Jamestown Corp. is majority owner of the 1.9-million-sf Rockefeller Center property. The Rockefeller Group Inc., which developed the building, also holds a minor piece of the asset. Our source tells GlobeSt.com that, if Jamestown were to attempt a building sale tomorrow, a potential buyer would certainly "want to see the shortfall resolved. But I can't imagine that $250,000 would stop a deal of that size."
But others see the situation in a larger, more menacing light. "This issue is broader than 1211," states Gail Davis Cardwell, senior vice president of commercial/multifamily for the Washington, DC-based Mortgage Bankers Association of America. "It's indicative of a systemic problem involving large single-asset transactions in major metropolitan areas where there is a threat of terrorist activity. This means that properties are not going to get financed and loans will be delayed. It is causing tremendous confusion in the marketplace, and the way to stop that is to get a fed reinsurance backstop."

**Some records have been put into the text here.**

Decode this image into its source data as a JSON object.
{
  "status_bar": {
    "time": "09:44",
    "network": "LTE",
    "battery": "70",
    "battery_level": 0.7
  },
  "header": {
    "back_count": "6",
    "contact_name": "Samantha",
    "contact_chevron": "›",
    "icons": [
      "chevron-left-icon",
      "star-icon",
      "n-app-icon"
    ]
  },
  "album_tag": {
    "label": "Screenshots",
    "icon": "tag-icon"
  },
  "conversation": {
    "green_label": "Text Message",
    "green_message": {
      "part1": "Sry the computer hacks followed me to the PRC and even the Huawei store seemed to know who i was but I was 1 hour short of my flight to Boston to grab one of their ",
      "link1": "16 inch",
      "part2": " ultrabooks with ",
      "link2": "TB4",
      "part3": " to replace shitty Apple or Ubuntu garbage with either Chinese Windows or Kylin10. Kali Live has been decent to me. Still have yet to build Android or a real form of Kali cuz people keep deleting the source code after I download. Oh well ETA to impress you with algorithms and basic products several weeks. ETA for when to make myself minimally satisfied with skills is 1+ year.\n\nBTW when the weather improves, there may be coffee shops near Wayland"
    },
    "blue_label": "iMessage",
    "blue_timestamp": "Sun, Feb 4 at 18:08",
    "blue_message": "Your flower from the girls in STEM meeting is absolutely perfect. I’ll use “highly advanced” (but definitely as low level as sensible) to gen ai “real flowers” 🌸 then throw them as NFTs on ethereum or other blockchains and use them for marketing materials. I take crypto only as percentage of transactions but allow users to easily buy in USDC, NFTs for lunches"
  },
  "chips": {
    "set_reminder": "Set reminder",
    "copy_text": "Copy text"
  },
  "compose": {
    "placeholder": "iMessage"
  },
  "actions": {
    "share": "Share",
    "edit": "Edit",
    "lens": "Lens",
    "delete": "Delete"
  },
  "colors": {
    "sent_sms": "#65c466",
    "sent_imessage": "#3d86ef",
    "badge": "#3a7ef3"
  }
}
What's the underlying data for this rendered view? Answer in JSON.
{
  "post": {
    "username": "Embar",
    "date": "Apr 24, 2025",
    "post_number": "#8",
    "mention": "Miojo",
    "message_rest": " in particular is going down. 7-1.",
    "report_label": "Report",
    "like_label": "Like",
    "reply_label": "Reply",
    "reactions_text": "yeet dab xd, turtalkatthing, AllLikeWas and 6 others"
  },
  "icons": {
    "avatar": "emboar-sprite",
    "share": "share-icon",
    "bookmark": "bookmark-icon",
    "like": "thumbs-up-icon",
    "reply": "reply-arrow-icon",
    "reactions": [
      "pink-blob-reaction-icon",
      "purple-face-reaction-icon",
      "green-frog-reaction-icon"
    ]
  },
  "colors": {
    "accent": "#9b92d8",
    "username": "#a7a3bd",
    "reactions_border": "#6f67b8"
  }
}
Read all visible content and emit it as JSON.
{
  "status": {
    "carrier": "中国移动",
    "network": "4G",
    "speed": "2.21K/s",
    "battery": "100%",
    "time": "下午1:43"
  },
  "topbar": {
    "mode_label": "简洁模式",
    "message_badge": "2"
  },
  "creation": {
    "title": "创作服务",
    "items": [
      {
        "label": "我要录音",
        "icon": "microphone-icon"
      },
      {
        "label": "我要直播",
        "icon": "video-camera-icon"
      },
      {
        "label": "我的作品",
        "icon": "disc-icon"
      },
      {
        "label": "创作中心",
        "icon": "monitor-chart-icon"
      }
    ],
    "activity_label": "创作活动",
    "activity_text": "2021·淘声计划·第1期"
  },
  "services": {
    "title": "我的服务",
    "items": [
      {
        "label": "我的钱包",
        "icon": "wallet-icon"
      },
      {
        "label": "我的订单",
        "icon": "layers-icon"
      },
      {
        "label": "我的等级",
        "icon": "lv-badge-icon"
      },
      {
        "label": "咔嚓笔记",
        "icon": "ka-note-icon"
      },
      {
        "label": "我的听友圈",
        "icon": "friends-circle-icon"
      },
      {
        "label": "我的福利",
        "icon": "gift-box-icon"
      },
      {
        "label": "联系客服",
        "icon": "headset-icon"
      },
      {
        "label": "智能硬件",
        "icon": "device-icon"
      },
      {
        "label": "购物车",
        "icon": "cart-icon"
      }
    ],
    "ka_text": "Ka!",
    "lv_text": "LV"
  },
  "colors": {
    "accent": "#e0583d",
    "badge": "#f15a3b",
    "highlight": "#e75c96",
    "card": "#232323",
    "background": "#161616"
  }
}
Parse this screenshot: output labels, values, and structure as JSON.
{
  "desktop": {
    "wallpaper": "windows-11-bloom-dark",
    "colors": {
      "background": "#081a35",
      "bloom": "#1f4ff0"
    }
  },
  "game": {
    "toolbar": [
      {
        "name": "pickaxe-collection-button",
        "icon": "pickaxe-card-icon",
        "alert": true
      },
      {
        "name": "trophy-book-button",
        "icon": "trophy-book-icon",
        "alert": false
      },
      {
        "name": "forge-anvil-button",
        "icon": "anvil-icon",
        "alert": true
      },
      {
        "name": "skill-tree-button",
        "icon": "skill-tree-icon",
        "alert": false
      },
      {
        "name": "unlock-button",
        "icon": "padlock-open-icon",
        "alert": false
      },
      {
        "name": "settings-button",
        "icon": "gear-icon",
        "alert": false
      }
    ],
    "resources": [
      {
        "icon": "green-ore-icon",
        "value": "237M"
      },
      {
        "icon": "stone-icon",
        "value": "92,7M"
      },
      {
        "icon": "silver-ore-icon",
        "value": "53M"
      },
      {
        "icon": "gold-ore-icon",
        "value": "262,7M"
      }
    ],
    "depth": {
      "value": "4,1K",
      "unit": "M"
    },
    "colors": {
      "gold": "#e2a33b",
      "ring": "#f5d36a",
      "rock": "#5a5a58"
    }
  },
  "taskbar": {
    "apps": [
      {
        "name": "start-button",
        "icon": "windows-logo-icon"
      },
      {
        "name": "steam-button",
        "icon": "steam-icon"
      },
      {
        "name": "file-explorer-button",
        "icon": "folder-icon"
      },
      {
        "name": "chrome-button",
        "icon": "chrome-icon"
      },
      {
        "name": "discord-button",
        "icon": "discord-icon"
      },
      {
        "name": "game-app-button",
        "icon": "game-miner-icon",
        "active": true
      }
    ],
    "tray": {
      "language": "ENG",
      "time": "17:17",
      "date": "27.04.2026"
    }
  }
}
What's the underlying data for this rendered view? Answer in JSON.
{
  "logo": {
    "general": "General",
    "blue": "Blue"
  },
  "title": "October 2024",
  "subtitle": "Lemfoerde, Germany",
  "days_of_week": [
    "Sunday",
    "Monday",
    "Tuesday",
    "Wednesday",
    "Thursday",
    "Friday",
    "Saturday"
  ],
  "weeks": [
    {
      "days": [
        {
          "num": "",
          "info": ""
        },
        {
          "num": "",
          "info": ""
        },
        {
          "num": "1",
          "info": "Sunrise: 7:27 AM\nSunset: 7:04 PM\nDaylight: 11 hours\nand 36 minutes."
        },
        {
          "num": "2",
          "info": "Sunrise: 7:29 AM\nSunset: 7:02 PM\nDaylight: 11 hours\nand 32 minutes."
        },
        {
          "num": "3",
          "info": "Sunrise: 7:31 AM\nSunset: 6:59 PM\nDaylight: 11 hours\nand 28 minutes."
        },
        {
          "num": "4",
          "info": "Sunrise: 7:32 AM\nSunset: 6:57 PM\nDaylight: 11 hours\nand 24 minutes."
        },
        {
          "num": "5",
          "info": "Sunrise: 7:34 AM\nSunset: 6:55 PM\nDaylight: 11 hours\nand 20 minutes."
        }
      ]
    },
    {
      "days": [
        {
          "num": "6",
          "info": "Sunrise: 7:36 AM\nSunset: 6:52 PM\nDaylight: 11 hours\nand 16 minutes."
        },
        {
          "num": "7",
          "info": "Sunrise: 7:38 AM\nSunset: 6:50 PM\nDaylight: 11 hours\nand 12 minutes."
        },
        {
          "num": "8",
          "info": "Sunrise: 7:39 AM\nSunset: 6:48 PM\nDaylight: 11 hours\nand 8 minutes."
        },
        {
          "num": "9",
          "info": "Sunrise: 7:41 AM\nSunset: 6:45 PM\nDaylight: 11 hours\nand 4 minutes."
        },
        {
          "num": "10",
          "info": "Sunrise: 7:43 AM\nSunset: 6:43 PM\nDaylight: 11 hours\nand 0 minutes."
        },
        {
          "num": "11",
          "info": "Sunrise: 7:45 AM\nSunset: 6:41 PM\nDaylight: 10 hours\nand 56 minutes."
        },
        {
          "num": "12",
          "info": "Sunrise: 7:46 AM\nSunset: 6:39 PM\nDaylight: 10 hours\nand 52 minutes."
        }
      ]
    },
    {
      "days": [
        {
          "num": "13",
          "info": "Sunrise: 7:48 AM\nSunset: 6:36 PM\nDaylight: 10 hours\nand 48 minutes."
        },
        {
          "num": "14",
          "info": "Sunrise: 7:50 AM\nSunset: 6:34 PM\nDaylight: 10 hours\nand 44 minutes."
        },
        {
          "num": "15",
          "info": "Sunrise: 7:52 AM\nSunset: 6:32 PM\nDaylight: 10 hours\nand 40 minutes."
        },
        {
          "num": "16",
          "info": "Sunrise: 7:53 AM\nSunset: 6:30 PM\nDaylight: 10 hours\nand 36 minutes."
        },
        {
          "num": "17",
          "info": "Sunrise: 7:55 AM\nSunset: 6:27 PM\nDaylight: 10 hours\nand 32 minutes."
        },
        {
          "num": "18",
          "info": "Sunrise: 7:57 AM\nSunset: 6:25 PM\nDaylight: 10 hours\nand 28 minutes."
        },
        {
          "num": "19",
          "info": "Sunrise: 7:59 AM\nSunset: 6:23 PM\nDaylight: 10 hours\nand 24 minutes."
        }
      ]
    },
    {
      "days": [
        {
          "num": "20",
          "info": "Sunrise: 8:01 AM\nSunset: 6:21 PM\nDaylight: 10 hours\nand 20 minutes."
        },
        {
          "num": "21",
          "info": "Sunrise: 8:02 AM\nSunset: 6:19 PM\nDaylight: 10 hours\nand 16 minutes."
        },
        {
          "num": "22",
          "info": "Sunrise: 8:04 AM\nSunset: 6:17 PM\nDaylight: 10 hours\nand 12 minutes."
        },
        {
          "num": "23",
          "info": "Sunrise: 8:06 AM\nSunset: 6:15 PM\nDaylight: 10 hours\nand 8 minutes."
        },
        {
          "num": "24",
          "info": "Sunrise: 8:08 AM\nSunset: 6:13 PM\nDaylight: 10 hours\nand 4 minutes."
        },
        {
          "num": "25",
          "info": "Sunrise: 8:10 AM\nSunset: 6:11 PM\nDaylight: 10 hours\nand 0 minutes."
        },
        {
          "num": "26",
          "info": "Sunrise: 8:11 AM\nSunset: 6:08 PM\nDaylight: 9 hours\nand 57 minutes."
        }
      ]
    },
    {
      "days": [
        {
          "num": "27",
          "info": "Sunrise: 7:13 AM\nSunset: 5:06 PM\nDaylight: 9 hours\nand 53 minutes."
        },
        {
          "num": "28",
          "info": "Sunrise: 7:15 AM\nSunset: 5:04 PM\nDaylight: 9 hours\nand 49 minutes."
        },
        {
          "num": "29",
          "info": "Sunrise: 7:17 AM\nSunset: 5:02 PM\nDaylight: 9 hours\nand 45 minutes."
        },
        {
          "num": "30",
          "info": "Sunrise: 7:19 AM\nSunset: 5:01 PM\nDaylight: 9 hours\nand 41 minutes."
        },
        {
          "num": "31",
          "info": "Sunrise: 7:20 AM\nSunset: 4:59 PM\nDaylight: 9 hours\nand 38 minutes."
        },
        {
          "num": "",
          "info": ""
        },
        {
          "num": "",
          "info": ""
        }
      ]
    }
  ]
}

Davis says that both parties in Congress are at last talking, and she is "hopeful that a bill will be passed by Oct. 18 when Congress goes home for the elections." The move by Moody's is only the latest value-backlash caused by the industry's lack of terrorism coverage. Two weeks ago, the agency marked 4 Times Square for downgrade. Both that Durst-owned asset and 1211 were in a group of 14 CMBS-based assets Moody's tagged for possible downgrade earlier this year.
And Moody's isn't the only purveyor of bad news. Fitch has also been slashing paper. As GlobeSt.com reported last week, the agency has downgraded nine AAA classes from three single-asset CMBS transactions. Houston-based mall Houston Galleria, Rockville, MD's Parklawn Office complex and 280 Park Ave. here are the three assets backing the certificates that were dropped to AA status, all of which were among the 13 deals to be placed on Fitch's Rating Watch Negative list in early June. The value of the nine certificates is nearly $834 million.
Calls to Jamestown and Durst were not returned by deadline.